Carabinieri - Foto di repertorio
Carabinieri - Foto di repertorio

Ceglie Messapica: alla vista dei carabinieri tenta di disfarsi della cocaina gettandola dal finestrino dell’auto sulla quale si trovava, arrestato. Denunciato anche per minacce e oltraggio nei riguardi dei militari operanti.

I Carabinieri del Nucleo Operativo e Radiomobile della Compagnia di San Vito dei Normanni, nel corso di un posto di controllo alla circolazione stradale, hanno tratto in arresto in flagranza di reato M. F. P.,28enne di Ceglie Messapica, per detenzione al fine di spaccio di sostanza stupefacente.

I fatti sono accaduti nel corso della notte allorquando i militari dell’aliquota Radiomobile hanno intimato l’alt ad una Opel Agila, nella circostanza hanno notato il finestrino posteriore sinistro del veicolo abbassarsi e l’occupante identificato per l’arrestato sporgere il braccio e lanciare sul manto stradale un involucro subito repertato dagli operanti. All’interno dell’involucro in plastica sono state rinvenute 23 dosi di cocaina, comunemente dette “cipolline” per un peso di 7 grammi e una dose di hashish del peso di 2 grammi. Nell’auto oltre all’arrestato erano presenti altri tre giovani che sono stati perquisiti con esito negativo.

Le perquisizioni espletate nei rispettivi domicili hanno portato al rinvenimento di 4 grammi di hashish all’interno della stampante nell’appartamento del conducente l’autovettura, un 19enne di Ceglie Messapica, mentre nell’abitazione dell’arrestato è stato rinvenuto sul tavolo del salone un rotolo di nastro isolante e due bustine in plastica, materiale analogo a quello utilizzato per il confezionamento della cocaina. Stupefacente e materiale rinvenuto sono stati sottoposti a sequestro. Il 19enne cegliese è stato deferito in stato di libertà per detenzione al fine di spaccio di stupefacente.
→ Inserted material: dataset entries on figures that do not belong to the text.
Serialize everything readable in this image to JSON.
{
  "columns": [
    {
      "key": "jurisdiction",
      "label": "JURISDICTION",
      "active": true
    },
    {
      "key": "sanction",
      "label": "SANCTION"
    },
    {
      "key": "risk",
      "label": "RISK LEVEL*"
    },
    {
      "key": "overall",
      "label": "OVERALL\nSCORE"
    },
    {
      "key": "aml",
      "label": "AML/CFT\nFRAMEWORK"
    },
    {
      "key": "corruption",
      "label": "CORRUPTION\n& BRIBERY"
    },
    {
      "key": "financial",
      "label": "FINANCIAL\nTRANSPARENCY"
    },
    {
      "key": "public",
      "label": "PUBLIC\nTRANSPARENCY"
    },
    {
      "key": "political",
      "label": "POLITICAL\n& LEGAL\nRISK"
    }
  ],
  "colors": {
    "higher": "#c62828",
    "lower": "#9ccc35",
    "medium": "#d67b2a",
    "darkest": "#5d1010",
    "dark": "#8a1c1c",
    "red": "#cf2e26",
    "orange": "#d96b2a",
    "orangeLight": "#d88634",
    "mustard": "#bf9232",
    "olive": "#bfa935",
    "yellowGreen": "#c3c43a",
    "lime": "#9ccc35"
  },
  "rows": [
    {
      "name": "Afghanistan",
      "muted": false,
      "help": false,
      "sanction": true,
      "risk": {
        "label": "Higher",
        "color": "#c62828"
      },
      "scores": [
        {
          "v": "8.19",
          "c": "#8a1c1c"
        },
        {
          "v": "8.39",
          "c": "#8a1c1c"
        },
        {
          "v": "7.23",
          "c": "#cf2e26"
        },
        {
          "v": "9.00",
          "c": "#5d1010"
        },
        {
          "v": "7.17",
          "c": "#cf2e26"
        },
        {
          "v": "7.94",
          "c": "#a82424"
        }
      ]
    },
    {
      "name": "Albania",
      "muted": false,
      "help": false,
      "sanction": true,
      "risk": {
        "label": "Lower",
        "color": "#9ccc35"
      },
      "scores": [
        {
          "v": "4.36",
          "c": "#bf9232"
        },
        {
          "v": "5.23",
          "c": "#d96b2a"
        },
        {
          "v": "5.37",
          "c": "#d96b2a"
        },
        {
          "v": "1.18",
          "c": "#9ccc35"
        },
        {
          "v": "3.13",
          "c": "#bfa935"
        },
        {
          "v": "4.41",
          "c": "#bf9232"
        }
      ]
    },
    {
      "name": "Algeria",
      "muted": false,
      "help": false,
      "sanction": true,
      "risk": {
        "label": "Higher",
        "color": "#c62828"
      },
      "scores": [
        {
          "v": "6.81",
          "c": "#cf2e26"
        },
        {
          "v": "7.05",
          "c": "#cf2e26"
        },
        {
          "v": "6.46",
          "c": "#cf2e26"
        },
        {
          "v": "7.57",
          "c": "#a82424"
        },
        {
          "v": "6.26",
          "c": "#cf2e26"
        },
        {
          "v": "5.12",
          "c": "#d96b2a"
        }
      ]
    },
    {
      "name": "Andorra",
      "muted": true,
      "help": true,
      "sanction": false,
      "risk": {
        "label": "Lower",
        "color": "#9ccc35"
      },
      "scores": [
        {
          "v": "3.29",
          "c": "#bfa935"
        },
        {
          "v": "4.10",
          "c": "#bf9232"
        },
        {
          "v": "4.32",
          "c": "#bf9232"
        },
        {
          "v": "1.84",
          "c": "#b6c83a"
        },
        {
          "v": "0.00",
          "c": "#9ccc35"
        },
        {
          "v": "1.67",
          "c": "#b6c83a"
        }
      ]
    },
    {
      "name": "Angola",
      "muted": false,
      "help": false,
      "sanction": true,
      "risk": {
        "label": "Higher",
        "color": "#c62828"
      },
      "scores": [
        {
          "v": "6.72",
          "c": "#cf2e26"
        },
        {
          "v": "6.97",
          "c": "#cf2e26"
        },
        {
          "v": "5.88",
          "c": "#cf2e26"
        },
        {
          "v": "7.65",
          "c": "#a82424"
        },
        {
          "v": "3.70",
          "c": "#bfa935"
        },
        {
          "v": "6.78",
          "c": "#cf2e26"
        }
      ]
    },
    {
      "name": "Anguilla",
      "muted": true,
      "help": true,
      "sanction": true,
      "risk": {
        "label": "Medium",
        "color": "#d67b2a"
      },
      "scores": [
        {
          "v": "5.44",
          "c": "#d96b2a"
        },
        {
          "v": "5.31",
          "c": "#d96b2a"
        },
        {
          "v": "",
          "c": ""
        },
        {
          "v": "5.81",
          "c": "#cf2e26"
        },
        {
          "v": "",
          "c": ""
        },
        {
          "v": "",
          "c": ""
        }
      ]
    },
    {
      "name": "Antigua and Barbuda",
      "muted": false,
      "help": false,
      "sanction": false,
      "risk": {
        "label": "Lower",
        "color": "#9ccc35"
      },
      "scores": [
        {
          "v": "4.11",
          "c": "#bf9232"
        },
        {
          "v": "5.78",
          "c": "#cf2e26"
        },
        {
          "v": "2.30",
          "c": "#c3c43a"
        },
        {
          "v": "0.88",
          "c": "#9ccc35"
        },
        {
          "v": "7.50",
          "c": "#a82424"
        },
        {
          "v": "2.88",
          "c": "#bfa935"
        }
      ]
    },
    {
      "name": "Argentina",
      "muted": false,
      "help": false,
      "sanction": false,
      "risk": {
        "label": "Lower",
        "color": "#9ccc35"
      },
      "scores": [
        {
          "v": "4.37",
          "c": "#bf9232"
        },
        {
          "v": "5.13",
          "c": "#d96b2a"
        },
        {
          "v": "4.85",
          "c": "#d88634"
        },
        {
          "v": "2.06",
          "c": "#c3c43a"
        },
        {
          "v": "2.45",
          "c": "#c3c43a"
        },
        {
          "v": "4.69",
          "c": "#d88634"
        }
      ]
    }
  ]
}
Nel corso delle operazioni il giovane, appreso del provvedimento di arresto adottato nei suoi confronti, ha pronunciato una serie di frasi minacciose e oltraggiose all’indirizzo degli operanti e pertanto è stato anche deferito per oltraggio e minaccia a Pubblico Ufficiale. L’arrestato, dopo l’espletamento delle formalità di rito, è stato sottoposto alla misura cautelare degli arresti domiciliari come disposto dall’Autorità Giudiziaria.